If I could just remember to write those items on the calendar, I’d be OK.
Calendar keeping is not one of my best subjects. I usually remember some things without help of the 366-day book that is designed to keep me efficient and on time.
It doesn’t work.
The only really good calendar would be some sort of electronic device that could strap to your wrist and would jolt you every time an appointment is coming up and announce just what it is, where it is and the time it takes to get there from where you are at that moment, and costs maybe $25.
All you’d have to do is push a button and announce into the microphone all the details, time, place and reason.
I’m sure that somewhere out there is a device that works just that way and costs 14 times more than an iphone.
In my younger days I kept the calendar up pretty well, but forgot to look at it every morning. Usually it was in the car and I was inside.
I’m doing mass at midnight for Christmas and the 9 a.m. Sunday mass and that’s neither the start of my list nor the end.
I think it started last night with the going over of Christmas music with the musicians.
Upcoming is the London Community Orchestra/Choir concert Sunday at 7 p.m. Dec. 8 at First Baptist in London.
The rest are boring and have no real reality, so I won’t mention them. Many are things I do weekly, or monthly, anyway.

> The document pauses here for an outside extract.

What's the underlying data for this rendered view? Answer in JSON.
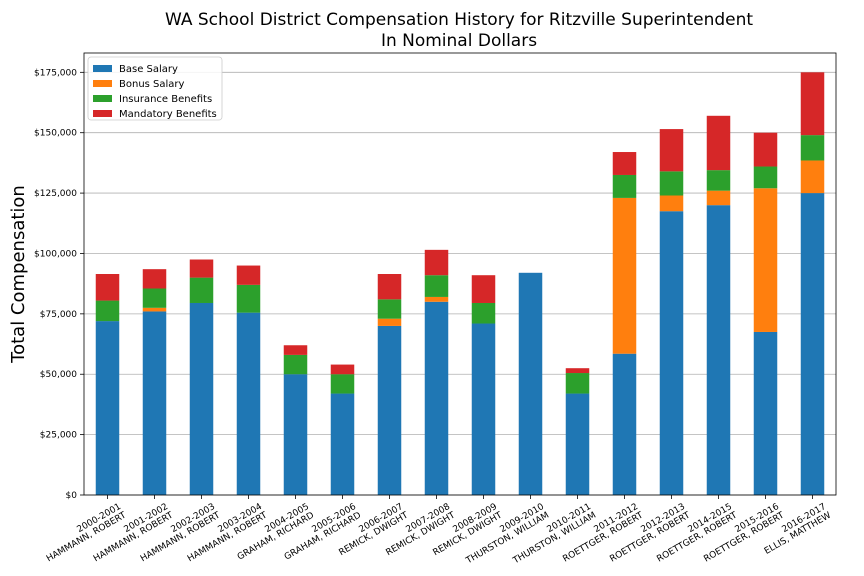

What’s happened to us? We look toward the holiday season beginning in late January. We make all kinds of purchases, particularly from about October through December. We lose the meaning of the holidays.
The day after Hallowe’en, and the day after that, are the days we celebrate the lives of the saints.

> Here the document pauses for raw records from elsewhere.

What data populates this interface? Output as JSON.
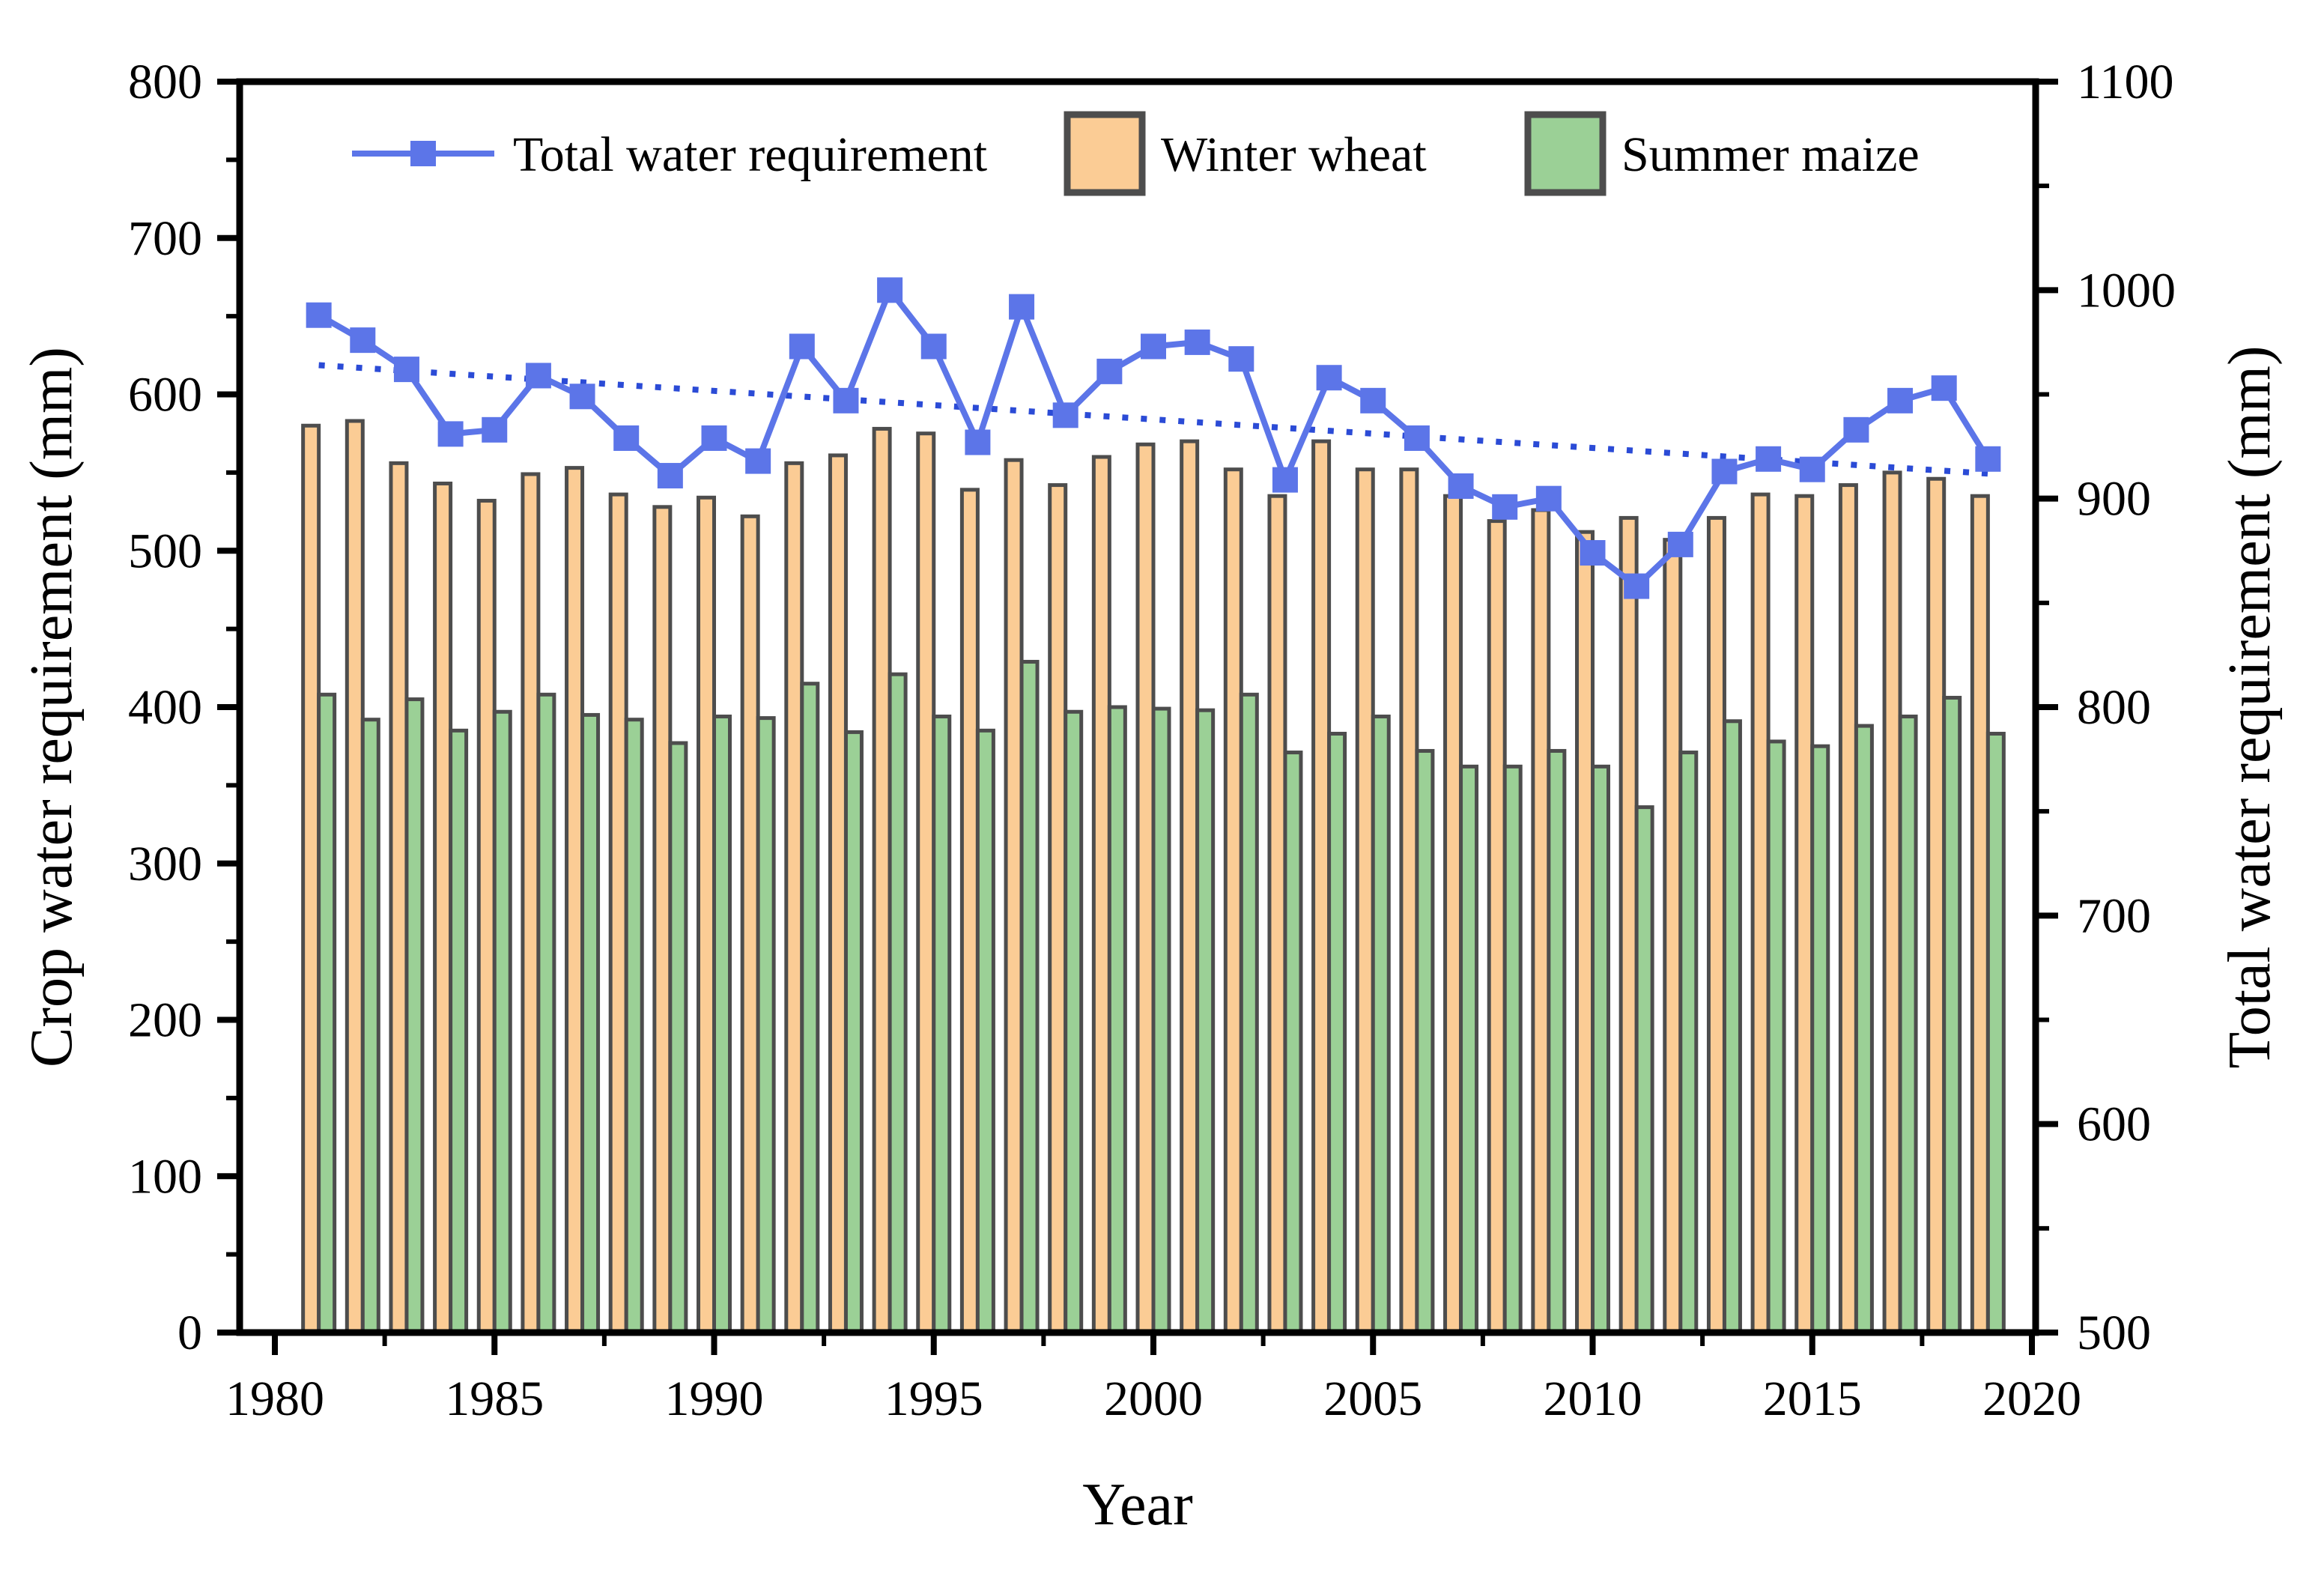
{
  "chart_data": {
    "type": "bar-line-combo",
    "title": "",
    "xlabel": "Year",
    "ylabel_left": "Crop water requirement (mm)",
    "ylabel_right": "Total water requirement (mm)",
    "x_range": [
      1980,
      2020
    ],
    "ylim_left": [
      0,
      800
    ],
    "ylim_right": [
      500,
      1100
    ],
    "x_major_ticks": [
      1980,
      1985,
      1990,
      1995,
      2000,
      2005,
      2010,
      2015,
      2020
    ],
    "x_minor_ticks": [
      1982.5,
      1987.5,
      1992.5,
      1997.5,
      2002.5,
      2007.5,
      2012.5,
      2017.5
    ],
    "left_major_ticks": [
      0,
      100,
      200,
      300,
      400,
      500,
      600,
      700,
      800
    ],
    "left_minor_ticks": [
      50,
      150,
      250,
      350,
      450,
      550,
      650,
      750
    ],
    "right_major_ticks": [
      500,
      600,
      700,
      800,
      900,
      1000,
      1100
    ],
    "right_minor_ticks": [
      550,
      650,
      750,
      850,
      950,
      1050
    ],
    "grid": false,
    "legend_position": "top-inside",
    "years": [
      1981,
      1982,
      1983,
      1984,
      1985,
      1986,
      1987,
      1988,
      1989,
      1990,
      1991,
      1992,
      1993,
      1994,
      1995,
      1996,
      1997,
      1998,
      1999,
      2000,
      2001,
      2002,
      2003,
      2004,
      2005,
      2006,
      2007,
      2008,
      2009,
      2010,
      2011,
      2012,
      2013,
      2014,
      2015,
      2016,
      2017,
      2018,
      2019
    ],
    "series": [
      {
        "name": "Total water requirement",
        "type": "line",
        "axis": "right",
        "color": "#5C75E8",
        "marker": "square",
        "values": [
          988,
          976,
          962,
          931,
          933,
          959,
          949,
          929,
          911,
          929,
          918,
          973,
          947,
          1000,
          973,
          927,
          992,
          940,
          961,
          973,
          975,
          967,
          909,
          958,
          947,
          929,
          906,
          896,
          900,
          874,
          858,
          878,
          913,
          919,
          914,
          933,
          947,
          953,
          919
        ]
      },
      {
        "name": "Winter wheat",
        "type": "bar",
        "axis": "left",
        "color": "#FBCC95",
        "border": "#4D4D4D",
        "values": [
          580,
          583,
          556,
          543,
          532,
          549,
          553,
          536,
          528,
          534,
          522,
          556,
          561,
          578,
          575,
          539,
          558,
          542,
          560,
          568,
          570,
          552,
          535,
          570,
          552,
          552,
          535,
          519,
          526,
          512,
          521,
          507,
          521,
          536,
          535,
          542,
          550,
          546,
          535
        ]
      },
      {
        "name": "Summer maize",
        "type": "bar",
        "axis": "left",
        "color": "#9BD096",
        "border": "#4D4D4D",
        "values": [
          408,
          392,
          405,
          385,
          397,
          408,
          395,
          392,
          377,
          394,
          393,
          415,
          384,
          421,
          394,
          385,
          429,
          397,
          400,
          399,
          398,
          408,
          371,
          383,
          394,
          372,
          362,
          362,
          372,
          362,
          336,
          371,
          391,
          378,
          375,
          388,
          394,
          406,
          383
        ]
      }
    ],
    "trend_line": {
      "series": "Total water requirement",
      "style": "dotted",
      "color": "#2B4BD6",
      "x1": 1981,
      "y1": 964,
      "x2": 2019,
      "y2": 912
    }
  },
  "legend": {
    "items": [
      {
        "label": "Total water requirement",
        "swatch": "line-marker",
        "color": "#5C75E8"
      },
      {
        "label": "Winter wheat",
        "swatch": "box",
        "color": "#FBCC95"
      },
      {
        "label": "Summer maize",
        "swatch": "box",
        "color": "#9BD096"
      }
    ]
  },
  "colors": {
    "line": "#5C75E8",
    "trend": "#2B4BD6",
    "wheat": "#FBCC95",
    "maize": "#9BD096",
    "bar_border": "#4D4D4D",
    "axis": "#000000",
    "background": "#FFFFFF"
  }
}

Now the word saint means different things to different religious groups. For some it means the people who have done extraordinary things for the cause of Christianity, and others believe we just automatically become saints when we die and go to Heaven. (I’d rather think it’s the latter.)
Then the day after November 1 is All Souls Day; that’s when we remember all the dead.

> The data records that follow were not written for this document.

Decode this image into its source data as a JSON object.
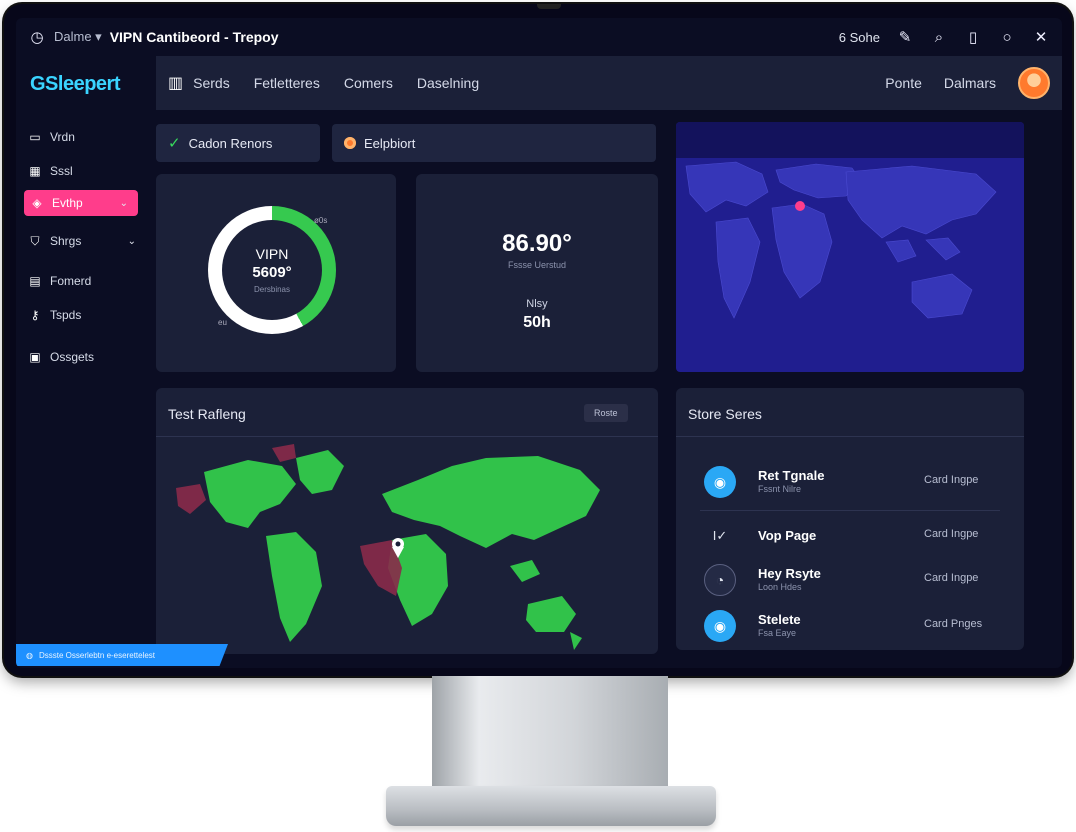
{
  "titlebar": {
    "menu": "Dalme ▾",
    "title": "VIPN Cantibeord - Trepoy",
    "status": "6 Sohe",
    "icons": [
      "pen-icon",
      "search-icon",
      "phone-icon",
      "circle-icon",
      "close-icon"
    ]
  },
  "header": {
    "logo": "GSleepert",
    "nav": [
      "Serds",
      "Fetletteres",
      "Comers",
      "Daselning"
    ],
    "right": [
      "Ponte",
      "Dalmars"
    ]
  },
  "sidebar": {
    "items": [
      {
        "label": "Vrdn",
        "icon": "monitor-icon"
      },
      {
        "label": "Sssl",
        "icon": "grid-icon"
      },
      {
        "label": "Evthp",
        "icon": "tag-icon",
        "active": true
      },
      {
        "label": "Shrgs",
        "icon": "shield-icon"
      },
      {
        "label": "Fomerd",
        "icon": "folder-icon"
      },
      {
        "label": "Tspds",
        "icon": "key-icon"
      },
      {
        "label": "Ossgets",
        "icon": "chart-icon"
      }
    ]
  },
  "pills": {
    "connection": "Cadon Renors",
    "endpoint": "Eelpbiort"
  },
  "donut": {
    "label": "VIPN",
    "value": "5609°",
    "caption": "Dersbinas",
    "percent": 42,
    "tiny_top": "ø0s",
    "tiny_bottom": "eu"
  },
  "stats": {
    "big": "86.90°",
    "sub": "Fssse Uerstud",
    "label": "Nlsy",
    "value": "50h"
  },
  "test_panel": {
    "title": "Test Rafleng",
    "badge": "Roste"
  },
  "store_panel": {
    "title": "Store Seres",
    "rows": [
      {
        "name": "Ret Tgnale",
        "sub": "Fssnt Nilre",
        "right": "Card Ingpe",
        "icon": "location-icon",
        "style": "blue"
      },
      {
        "name": "Vop Page",
        "sub": "",
        "right": "Card Ingpe",
        "icon": "check-icon",
        "style": "plain"
      },
      {
        "name": "Hey Rsyte",
        "sub": "Loon Hdes",
        "right": "Card Ingpe",
        "icon": "speed-icon",
        "style": "dark"
      },
      {
        "name": "Stelete",
        "sub": "Fsa Eaye",
        "right": "Card Pnges",
        "icon": "location-icon",
        "style": "blue"
      }
    ]
  },
  "statusbar": {
    "text": "Dssste Osserlebtn e-eserettelest"
  },
  "colors": {
    "accent_pink": "#ff3d8b",
    "accent_blue": "#3ad4ff",
    "green": "#36c94f",
    "map_blue": "#201e8f"
  }
}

Hallowe’en is simply a pagan event that grew out of some other idea but wound up the day before All Saints’ Day, thus being named All Hallows’ Evening, since it was just before what was also called All Hallows’ Day, or Hallows’ Eve, shortened as English speakers often do to Hallowe’en.
Next is Thanksgiving, which really didn’t become a national holiday until 1939 and ratified in 1941. George Washington, one of our earliest presidents, declared that annually Americans should set aside a date for Thanksgiving.
Unfortunately, football as we know it had not been invented, so George and Martha just sat on the porch at Mount Vernon and watched the wind blow the grass around.
Next is Hanukkah on Dec. 5, this year. It’s the celebration of the Miracle of Light when one day’s worth of oil for the lamps actually lit the Temple in Jerusalem for eight days after the Maccabees freed it from foreign possession and again gained control of the homeland.
Then there’s Christmas and New Year’s Day, about which we all know.
So, there’s my annual Scrooge-ness at this time of the year. I have to let all the steam and frustration off somehow. Once I’ve done that I’m OK for the rest of the year.